State-Funded Ritual Baths Bar Single Women To Prevent Extra-Marital Sex
Shmarya Rosenberg • FailedMessiah.com
At the direction of Israel's haredi-controlled chief rabbinate, Israel's state-funded mikvaot, ritual baths, are barring single women.
The vast majority of women using mikvas are married. They use the mikva to "purify" themselves after menstruation, allowing them to have sex with their husbands – which would otherwise be prohibited according to Jewish law.
Except for converts who immerse as part of the conversion process, single women have been barred from immersing by the chief rabbinate, which cites a 10th Century CE halakhic ruling forbidding single women from immersing in mikvas. The ruling was made primarily to help put an end to premarital sex, relationships with concubines and ad hoc conversions done to convert local servant girls for the purpose of marriage or concubinage.
Kolech, the Center for Women’s Justice, petitioned the High Court of Justice to force mikvas to allow single women to immerse. It cited reasons beyond sex that could cause a single woman to want to use the mikva. Among those reasons is visiting the Temple Mount, which by Jewish law requires immersion in a mikva, something Zionist Orthodox rabbis often allow but haredi rabbis usually forbid.
But haredi and even many Zionist Orthodox rabbis refuse to allow single women to immerse for the purpose of visiting the Temple Mount, because the rabbis fear that doing so would lead to immersion for extra-marital sex.

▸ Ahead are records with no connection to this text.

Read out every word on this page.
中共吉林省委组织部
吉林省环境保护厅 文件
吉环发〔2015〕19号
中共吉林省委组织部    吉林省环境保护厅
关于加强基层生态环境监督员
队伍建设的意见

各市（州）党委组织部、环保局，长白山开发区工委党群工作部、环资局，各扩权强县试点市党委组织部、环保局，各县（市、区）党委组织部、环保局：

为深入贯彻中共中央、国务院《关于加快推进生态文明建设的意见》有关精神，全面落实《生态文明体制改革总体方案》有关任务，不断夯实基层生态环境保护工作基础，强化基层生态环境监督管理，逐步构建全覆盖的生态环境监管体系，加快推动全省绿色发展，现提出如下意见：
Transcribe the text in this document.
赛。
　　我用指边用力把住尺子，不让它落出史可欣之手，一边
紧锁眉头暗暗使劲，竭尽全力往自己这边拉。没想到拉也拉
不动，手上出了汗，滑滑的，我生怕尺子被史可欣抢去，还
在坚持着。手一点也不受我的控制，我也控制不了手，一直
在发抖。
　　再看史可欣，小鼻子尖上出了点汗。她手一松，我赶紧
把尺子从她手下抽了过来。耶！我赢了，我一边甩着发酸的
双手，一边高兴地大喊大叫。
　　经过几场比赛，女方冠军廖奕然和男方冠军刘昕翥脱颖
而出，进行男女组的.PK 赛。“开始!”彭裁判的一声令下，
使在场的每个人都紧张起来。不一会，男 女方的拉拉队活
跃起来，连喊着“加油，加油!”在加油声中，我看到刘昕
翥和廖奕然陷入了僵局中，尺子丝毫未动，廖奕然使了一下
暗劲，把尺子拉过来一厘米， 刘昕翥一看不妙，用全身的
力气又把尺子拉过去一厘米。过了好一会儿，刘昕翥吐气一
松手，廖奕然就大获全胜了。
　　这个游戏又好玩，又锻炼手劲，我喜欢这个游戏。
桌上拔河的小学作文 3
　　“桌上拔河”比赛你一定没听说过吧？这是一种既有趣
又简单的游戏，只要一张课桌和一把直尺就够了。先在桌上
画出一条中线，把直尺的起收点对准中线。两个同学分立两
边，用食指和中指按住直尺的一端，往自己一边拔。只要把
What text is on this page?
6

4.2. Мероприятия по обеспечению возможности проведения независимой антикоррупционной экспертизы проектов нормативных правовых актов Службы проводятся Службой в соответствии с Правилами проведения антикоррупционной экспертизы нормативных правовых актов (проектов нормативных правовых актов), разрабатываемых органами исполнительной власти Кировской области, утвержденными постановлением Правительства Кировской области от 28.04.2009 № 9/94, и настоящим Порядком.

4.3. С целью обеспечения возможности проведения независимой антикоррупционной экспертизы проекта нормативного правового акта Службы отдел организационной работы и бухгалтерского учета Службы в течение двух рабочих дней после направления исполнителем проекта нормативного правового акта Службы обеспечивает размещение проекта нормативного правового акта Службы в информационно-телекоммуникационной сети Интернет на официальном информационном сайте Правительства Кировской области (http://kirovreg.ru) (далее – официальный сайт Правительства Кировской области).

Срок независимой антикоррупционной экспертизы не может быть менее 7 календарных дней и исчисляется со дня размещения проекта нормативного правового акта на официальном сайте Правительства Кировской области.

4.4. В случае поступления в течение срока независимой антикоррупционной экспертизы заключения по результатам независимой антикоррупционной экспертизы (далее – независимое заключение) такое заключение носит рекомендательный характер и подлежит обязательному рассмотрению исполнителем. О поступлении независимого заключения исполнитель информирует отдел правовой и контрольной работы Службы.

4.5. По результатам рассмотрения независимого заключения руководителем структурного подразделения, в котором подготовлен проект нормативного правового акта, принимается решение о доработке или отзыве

Another reason cited by Kolech is immersion before Yom Kippur.
Susan Weiss, Kolech’s founding director told the Jerusalem Post that the state has no legal right to impose values on women:
The state has no right to impose its values on these women.
This issue is also a microcosm for the many human rights problems women face in this country and highlights the egregious power the rabbinate has over women. It is right that they should have to account and justify their power over us proves how egregious.
The bottom line is that we are asking state-funded authorities to refrain from becoming involved in women’s personal reasons for wanting to immerse themselves in a mikva, and to recognize that each woman has the right to choose for herself.
Before the 10th Century CE, especially during the period that the second Jerusalem Temple stood, single women are believed to have commonly immersed in mikvas.
Kolech argued in its petition to the High Court that the state-funded mikvas' attendants had no legal right to question women seeking to immerse to determine why the women want to use the mikva, or to ban those who are single from immersing.
The High Court gave the Religious Services Ministry 45 days to account for its ban.